A healthy mind in a healthy body. That’s what I promote as the “Music & Health” contact person at ArtEZ University of the Arts Arnhem.

I have the opinion that if you promote certain ideas you have to act accordingly.

Therefore, I understand the public outrage if a policeman steals magnolias, a politician hijacks freedom (but is the bearer of freedom according to the name of his political party/ego trip), and an athlete is caught using forbidden resources.

As an education teacher I urge my students in Zwolle to be on time. If they’re ten minutes late they cannot enter my classroom. So when all the roads were icy in December, I had to make sure I wasn’t late myself: i.e. I had to wake up at 5 o’clock to be on time for the first lesson. Hm..

It’s not always easy to stay healthy as a musician: I have the late-at-home-and-want-to-drink-a-wine-or-two-and-eat-some-cheese disorder. This could be compensated with let’s-go-to-the-gym-and-have-some-fun moments. Unfortunately, these moments are rare (and not my idea of fun). I do play tennis every week but I’m not sure if you would call that healthy. I am unhealthily fanatic, use a peculiar technique and the second half of my game is prettified with beer and “bitterbals”.
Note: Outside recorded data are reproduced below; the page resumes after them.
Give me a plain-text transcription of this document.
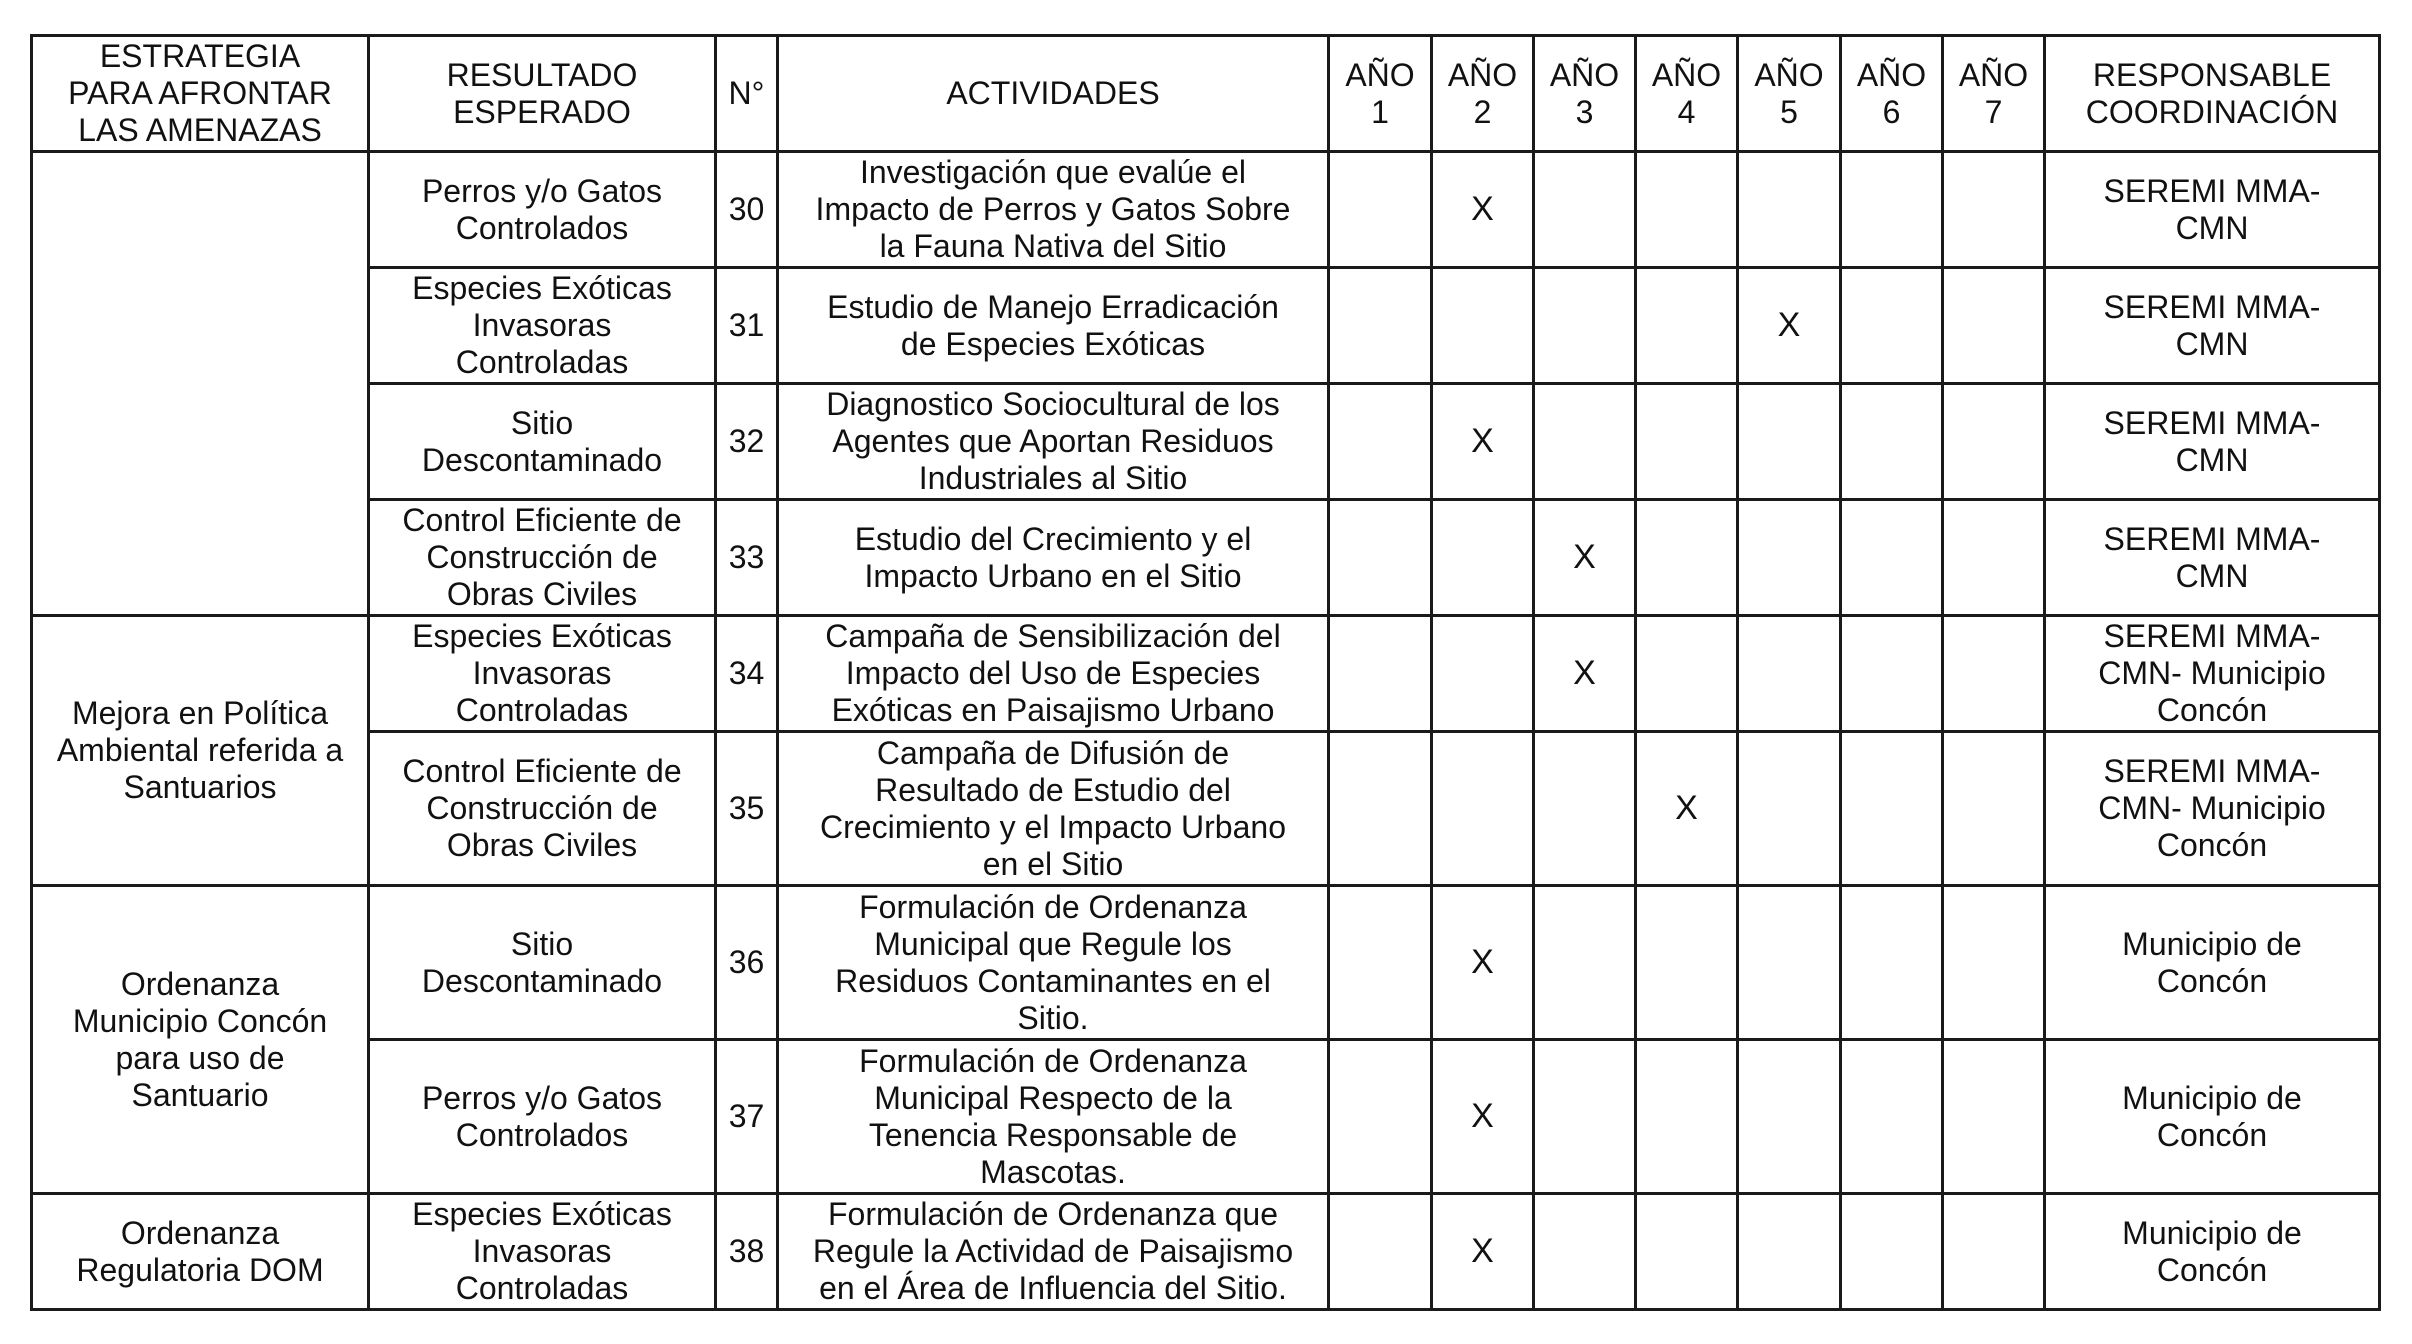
ESTRATEGIA
PARA AFRONTAR
LAS AMENAZAS	RESULTADO
ESPERADO	N°	ACTIVIDADES	AÑO
1	AÑO
2	AÑO
3	AÑO
4	AÑO
5	AÑO
6	AÑO
7	RESPONSABLE
COORDINACIÓN

	Perros y/o Gatos
Controlados	30	Investigación que evalúe el
Impacto de Perros y Gatos Sobre
la Fauna Nativa del Sitio		X						SEREMI MMA-
CMN

	Especies Exóticas
Invasoras
Controladas	31	Estudio de Manejo Erradicación
de Especies Exóticas					X			SEREMI MMA-
CMN

	Sitio
Descontaminado	32	Diagnostico Sociocultural de los
Agentes que Aportan Residuos
Industriales al Sitio		X						SEREMI MMA-
CMN

	Control Eficiente de
Construcción de
Obras Civiles	33	Estudio del Crecimiento y el
Impacto Urbano en el Sitio			X					SEREMI MMA-
CMN

Mejora en Política
Ambiental referida a
Santuarios	Especies Exóticas
Invasoras
Controladas	34	Campaña de Sensibilización del
Impacto del Uso de Especies
Exóticas en Paisajismo Urbano			X					SEREMI MMA-
CMN- Municipio
Concón

	Control Eficiente de
Construcción de
Obras Civiles	35	Campaña de Difusión de
Resultado de Estudio del
Crecimiento y el Impacto Urbano
en el Sitio				X				SEREMI MMA-
CMN- Municipio
Concón

Ordenanza
Municipio Concón
para uso de
Santuario	Sitio
Descontaminado	36	Formulación de Ordenanza
Municipal que Regule los
Residuos Contaminantes en el
Sitio.		X						Municipio de
Concón

	Perros y/o Gatos
Controlados	37	Formulación de Ordenanza
Municipal Respecto de la
Tenencia Responsable de
Mascotas.		X						Municipio de
Concón

Ordenanza
Regulatoria DOM	Especies Exóticas
Invasoras
Controladas	38	Formulación de Ordenanza que
Regule la Actividad de Paisajismo
en el Área de Influencia del Sitio.		X						Municipio de
Concón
So I’ve decided that I will take the bike more often: to ArtEZ, to some rehearsals of orchestra the Ereprijs, to friends, to the construction site of my new house, to the school of my kids, to Albert Heijn and last but not least to my English lessons. In Nijmegen.

Last Monday, after my education class in Arnhem, I cycled to Nijmegen. I had to take my wife’s bike because mine was broken. The distance, crappy bike, crosswind and cloudy weather were daunting me, but I’m not a wimp.
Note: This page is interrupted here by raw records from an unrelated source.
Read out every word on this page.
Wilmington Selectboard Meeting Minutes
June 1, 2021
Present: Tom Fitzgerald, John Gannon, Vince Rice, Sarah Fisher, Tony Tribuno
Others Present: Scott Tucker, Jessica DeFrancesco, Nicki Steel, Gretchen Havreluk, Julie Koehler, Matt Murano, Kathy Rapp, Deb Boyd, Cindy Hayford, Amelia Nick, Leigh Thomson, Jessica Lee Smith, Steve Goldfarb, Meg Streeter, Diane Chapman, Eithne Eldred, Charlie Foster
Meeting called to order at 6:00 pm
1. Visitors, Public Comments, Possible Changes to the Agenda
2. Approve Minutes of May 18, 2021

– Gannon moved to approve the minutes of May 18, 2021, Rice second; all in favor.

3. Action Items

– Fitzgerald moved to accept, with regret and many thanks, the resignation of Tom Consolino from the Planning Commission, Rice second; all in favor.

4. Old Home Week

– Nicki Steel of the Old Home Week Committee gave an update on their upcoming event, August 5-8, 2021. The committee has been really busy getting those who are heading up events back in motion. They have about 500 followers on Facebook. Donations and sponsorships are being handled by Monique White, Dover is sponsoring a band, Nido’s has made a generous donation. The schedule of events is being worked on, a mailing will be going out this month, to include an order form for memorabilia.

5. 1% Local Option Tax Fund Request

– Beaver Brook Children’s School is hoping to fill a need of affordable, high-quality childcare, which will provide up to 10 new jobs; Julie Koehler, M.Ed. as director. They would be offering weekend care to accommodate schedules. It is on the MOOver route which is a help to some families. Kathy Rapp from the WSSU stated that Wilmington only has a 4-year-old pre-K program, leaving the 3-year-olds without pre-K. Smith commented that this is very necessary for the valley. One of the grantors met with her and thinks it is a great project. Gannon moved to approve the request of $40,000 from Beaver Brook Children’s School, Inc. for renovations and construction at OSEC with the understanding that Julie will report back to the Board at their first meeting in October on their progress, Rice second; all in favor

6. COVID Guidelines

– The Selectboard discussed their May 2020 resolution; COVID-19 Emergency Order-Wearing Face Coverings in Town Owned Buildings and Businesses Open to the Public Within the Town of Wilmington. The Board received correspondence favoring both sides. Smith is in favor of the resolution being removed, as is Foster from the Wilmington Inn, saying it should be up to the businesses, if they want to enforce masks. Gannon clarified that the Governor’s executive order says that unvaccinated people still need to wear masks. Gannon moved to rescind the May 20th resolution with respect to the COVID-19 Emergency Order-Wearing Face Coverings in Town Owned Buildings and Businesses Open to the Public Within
The bike fast track from Arnhem to Nijmegen is called the RijnWaalpad. It meanders through a landscape with the Arnhem-Nijmegen motorway on one side and the, partly cultivated, wetlands on the other. It took me 90 minutes to get to the university. 90 minutes’ free time: no computer, colleagues, students, kids, piano, but with a lot to look at. It turned out to be a revelation. I perceived the beauty of Holland in all its facets.

liberation

Birds were everywhere: a nestling mute swan (5 big green/white eggs) and moorhen (4 black mottled green eggs), a common shelduck, sparrow, tufted duck, garganey, herring gull, black-tailed godwit, pied avocet, buzzard, cormorant, starling, grey heron and even a partridge!

The amazing clouds went from black to white and painted the sky like Jan Van Goyen.

Beautiful ugliness was present in the industrial areas near Nijmegen, in the new houses at Lent, in the splashed toads waiting for fermentation.

The flat land, the rivers, tiled front yards, a memorial statue in the middle of the route and a perfectly maintained bicycle path: typically Dutch (next to bitterballen, stroopwafels and –a long time ago–tolerance).

It felt like a combination of a small vacation and a work out in the middle of a working day.

When I was back in Oosterbeek only my knees protested, probably longing for a better bike.

As icing on the cake I drank a beer, a near-beer.